Mexicans Doing Jobs Americans Don't Want: Kicking Iranian Butt!


With their exciting 3-1 victory over Iran in the World Cup Sunday, the Mexican national team unwittingly breathed new life into President Bush's amnesty plan, fictitiously called immigration reform.

How so?

Well, those Mexican fellows proved skilled at kicking Iranian butt----at least on the soccer field.

And it's not too much a stretch to assume that that skill set---kicking Iranian butt---is also prevalent among the 20 million or so illegal squatters now in America.

President Bush should seize the initiative and use his 'Bully Pulpit' to broker a deal with congress including the following features:

*Grant amnesty to all healthy(draftable) Mexican males between the ages of 17-30

*Draft said new citizens into the US infantry immediately

*Deploy same recruits to Iraq and in readiness for invading Iran

*Deploy GIs replaced by new recruits in Iraq to the US-Mexico border


This plan has several positive advantages:


*Illegal aliens would begin massive self-deportation back to Mexico

*Mexicans still in Mexico, but considering invading the US, would think twice

*National Guard forces would be free from guarding US border

*US military force in Iraq would be strengthened, improving chances of US actually winning the war

*Iranian's nutcase president would be put on notice that the US has millions of troops with the genetic stuff proven effective against Iranians on the 'field' of battle.

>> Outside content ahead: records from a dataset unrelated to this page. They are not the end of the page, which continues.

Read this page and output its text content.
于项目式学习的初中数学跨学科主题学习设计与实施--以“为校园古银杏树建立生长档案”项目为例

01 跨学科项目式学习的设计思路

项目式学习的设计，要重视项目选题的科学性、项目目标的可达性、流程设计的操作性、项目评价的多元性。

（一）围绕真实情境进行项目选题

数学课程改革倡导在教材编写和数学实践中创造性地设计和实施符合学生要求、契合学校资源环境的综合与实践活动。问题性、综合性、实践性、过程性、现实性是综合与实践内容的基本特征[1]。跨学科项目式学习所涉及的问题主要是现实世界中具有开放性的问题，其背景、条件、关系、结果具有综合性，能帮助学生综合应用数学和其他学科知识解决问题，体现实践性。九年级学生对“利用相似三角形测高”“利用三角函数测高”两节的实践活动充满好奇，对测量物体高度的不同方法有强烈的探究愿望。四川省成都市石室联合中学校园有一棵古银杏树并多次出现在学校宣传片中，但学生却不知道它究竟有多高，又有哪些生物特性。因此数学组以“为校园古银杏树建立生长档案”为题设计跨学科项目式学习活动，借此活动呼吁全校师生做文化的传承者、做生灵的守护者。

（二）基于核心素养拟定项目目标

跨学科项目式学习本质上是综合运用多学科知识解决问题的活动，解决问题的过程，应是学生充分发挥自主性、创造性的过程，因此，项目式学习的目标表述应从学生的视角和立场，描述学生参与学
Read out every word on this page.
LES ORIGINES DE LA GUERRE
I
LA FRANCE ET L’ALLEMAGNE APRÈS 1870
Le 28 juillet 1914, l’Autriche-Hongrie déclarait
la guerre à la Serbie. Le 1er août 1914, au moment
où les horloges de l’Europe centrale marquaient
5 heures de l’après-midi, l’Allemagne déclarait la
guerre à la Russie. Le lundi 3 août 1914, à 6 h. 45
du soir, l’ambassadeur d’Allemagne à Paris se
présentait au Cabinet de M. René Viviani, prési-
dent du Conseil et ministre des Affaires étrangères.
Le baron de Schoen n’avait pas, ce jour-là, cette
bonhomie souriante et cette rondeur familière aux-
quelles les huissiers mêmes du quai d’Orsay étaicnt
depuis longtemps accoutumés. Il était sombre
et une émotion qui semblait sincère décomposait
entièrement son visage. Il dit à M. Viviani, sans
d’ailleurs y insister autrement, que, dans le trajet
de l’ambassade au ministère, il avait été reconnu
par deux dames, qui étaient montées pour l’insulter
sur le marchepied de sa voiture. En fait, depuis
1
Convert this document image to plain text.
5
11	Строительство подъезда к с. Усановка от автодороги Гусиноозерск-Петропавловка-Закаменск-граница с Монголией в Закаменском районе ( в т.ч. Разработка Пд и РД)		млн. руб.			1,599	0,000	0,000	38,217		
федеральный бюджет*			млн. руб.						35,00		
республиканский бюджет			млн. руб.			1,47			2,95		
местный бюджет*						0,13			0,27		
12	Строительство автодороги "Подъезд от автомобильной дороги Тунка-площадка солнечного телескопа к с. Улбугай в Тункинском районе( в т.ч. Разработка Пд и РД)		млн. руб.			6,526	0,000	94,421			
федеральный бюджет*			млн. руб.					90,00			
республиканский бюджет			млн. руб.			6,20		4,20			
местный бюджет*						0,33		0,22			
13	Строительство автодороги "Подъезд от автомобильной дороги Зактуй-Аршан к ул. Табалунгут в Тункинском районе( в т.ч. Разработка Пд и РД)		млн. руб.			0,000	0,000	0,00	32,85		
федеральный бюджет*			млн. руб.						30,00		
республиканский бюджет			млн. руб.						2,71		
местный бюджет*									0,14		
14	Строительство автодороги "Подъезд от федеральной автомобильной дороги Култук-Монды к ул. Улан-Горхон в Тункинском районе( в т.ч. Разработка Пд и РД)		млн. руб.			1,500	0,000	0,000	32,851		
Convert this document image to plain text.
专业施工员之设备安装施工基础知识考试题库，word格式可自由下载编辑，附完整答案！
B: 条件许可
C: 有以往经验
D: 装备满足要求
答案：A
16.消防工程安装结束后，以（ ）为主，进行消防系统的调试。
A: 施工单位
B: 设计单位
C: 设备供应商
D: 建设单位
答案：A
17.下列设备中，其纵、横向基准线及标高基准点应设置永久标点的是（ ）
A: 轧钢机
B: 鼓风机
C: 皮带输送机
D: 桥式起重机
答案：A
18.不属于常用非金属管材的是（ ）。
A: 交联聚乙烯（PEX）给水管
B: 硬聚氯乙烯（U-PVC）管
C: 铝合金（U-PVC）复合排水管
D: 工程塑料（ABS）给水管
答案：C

*After Sunday's shellacking at the hands of the Mexicans, Ahmadinejad will be in no mood to take on Chicanos with rifles!


There you go, GW: Solve the illegal immigration crisis, the quagmire in Iraq, the unsettled mess in Iran AND score political points with the American public for securing the border.

All in one bold action.

Now that Yankee ingenuity has gifted you with a way out, what are you waiting for, Mr. President?